Name the event "CustomerUpdate" and specify the minimum information (Identifier) ​​and / or URI to allow the consumer to receive information about this customer.

Let me call this post Skinny.

Skinny messages are different from other message templates that you defined, because the service / consumer contract is no longer explicit in the message, but it is understood that at some later point in time, the consumer will retrieve the event context. This separates the contract and messaging, which is good.

This may or may not lend itself well to internetworking of event domains, depending on how your enterprise is configured. Since the event payload is so small (usually only an identifier), there is no context other than the name of the event on which the consumer can base processing decisions; therefore, it becomes more important to make sure that the event is named appropriately, especially if there are several ways that a consumer might respond to a CustomerUpdated message.

In addition, it may not be good practice to include the actual address of the resource in these events - since events are things that have already occurred, event messages are usually unchangeable, and therefore any information in the event should be forever, if the events should be reproduced.
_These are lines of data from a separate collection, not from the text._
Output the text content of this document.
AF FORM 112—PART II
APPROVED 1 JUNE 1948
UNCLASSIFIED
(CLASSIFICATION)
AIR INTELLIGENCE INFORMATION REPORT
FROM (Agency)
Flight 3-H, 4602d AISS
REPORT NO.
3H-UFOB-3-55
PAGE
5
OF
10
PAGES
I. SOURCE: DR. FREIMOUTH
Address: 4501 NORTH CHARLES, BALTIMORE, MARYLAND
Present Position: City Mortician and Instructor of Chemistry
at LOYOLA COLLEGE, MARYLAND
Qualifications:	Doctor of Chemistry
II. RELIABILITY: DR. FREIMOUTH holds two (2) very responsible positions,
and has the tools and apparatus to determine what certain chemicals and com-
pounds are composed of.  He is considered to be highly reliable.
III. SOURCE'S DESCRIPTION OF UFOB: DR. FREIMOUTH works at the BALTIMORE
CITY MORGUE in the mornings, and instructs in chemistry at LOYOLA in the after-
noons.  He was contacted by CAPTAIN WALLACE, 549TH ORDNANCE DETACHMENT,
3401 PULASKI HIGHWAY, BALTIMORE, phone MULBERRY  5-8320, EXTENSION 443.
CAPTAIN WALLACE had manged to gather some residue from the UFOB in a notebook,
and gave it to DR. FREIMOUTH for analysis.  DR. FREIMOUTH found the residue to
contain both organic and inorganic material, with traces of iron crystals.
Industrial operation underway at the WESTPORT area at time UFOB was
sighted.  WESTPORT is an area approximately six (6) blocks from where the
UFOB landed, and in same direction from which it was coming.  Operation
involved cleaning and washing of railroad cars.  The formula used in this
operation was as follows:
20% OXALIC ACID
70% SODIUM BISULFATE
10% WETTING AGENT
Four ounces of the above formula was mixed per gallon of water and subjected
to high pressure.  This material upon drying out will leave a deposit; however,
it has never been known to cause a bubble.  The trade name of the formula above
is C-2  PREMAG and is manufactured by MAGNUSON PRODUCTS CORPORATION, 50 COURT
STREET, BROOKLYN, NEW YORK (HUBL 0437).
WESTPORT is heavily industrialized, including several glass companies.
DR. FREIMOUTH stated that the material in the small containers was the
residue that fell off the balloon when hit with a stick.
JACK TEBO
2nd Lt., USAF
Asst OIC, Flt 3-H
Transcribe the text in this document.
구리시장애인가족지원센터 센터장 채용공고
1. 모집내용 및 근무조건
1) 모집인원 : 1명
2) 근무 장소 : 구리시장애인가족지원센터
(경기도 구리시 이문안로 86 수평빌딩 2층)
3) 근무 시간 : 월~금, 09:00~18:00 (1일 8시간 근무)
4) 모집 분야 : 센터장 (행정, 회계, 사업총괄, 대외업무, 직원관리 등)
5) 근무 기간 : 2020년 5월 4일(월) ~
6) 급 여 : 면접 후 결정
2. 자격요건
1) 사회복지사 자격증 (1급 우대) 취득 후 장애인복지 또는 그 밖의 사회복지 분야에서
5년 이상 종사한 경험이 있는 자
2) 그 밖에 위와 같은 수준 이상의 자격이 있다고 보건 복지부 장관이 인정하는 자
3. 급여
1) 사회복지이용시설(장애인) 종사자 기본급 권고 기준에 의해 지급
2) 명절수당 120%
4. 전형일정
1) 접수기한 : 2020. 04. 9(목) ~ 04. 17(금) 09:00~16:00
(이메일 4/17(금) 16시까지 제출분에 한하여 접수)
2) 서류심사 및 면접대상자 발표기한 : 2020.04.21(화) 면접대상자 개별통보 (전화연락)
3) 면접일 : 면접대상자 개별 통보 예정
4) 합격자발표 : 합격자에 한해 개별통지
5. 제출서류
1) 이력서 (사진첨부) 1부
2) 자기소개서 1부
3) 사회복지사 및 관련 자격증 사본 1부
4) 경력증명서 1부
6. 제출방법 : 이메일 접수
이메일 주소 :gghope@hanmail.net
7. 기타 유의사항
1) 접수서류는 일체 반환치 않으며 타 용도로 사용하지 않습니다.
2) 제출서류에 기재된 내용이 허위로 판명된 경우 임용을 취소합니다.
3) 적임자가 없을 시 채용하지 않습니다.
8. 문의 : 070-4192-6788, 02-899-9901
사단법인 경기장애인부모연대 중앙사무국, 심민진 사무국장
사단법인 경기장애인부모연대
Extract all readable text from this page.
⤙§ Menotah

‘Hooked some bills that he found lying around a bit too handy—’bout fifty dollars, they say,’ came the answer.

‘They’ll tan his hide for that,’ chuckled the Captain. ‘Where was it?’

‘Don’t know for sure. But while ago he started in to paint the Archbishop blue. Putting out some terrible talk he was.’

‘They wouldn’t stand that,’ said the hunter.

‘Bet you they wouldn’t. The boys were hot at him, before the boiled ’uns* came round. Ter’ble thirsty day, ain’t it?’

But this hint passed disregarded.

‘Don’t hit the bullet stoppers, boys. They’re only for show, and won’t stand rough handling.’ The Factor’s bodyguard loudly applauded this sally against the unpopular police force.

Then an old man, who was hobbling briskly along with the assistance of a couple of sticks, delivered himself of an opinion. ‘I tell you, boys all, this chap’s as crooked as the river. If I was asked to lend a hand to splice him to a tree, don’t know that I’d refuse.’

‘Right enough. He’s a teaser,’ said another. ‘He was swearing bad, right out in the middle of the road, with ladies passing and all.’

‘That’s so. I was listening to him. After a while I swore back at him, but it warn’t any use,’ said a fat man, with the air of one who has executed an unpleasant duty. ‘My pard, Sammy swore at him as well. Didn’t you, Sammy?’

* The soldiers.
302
In this case, the resource address can easily become obsolete and events will not be replayed.

Benefits:

  • Disconnects the service contract from the message.
  • Information about the event contained in the name of the event.
  • Naturally idempotent (with time stamp).
  • Usually tiny.
  • Simple creation and consumption.

Disadvantages:

  • The consumer must make an additional call to retrieve the context of events - requires explicit knowledge of other systems.
  • The event context may become obsolete at the point where the consumer retrieves it, making this approach generally unsuitable for some real-time applications.

When creating an event, is the template most suitable?

I hope you already understood that the answer to this depends. I will stop here - yours - a great question, because you could probably write a book to answer it, but I hope you find this answer helpful.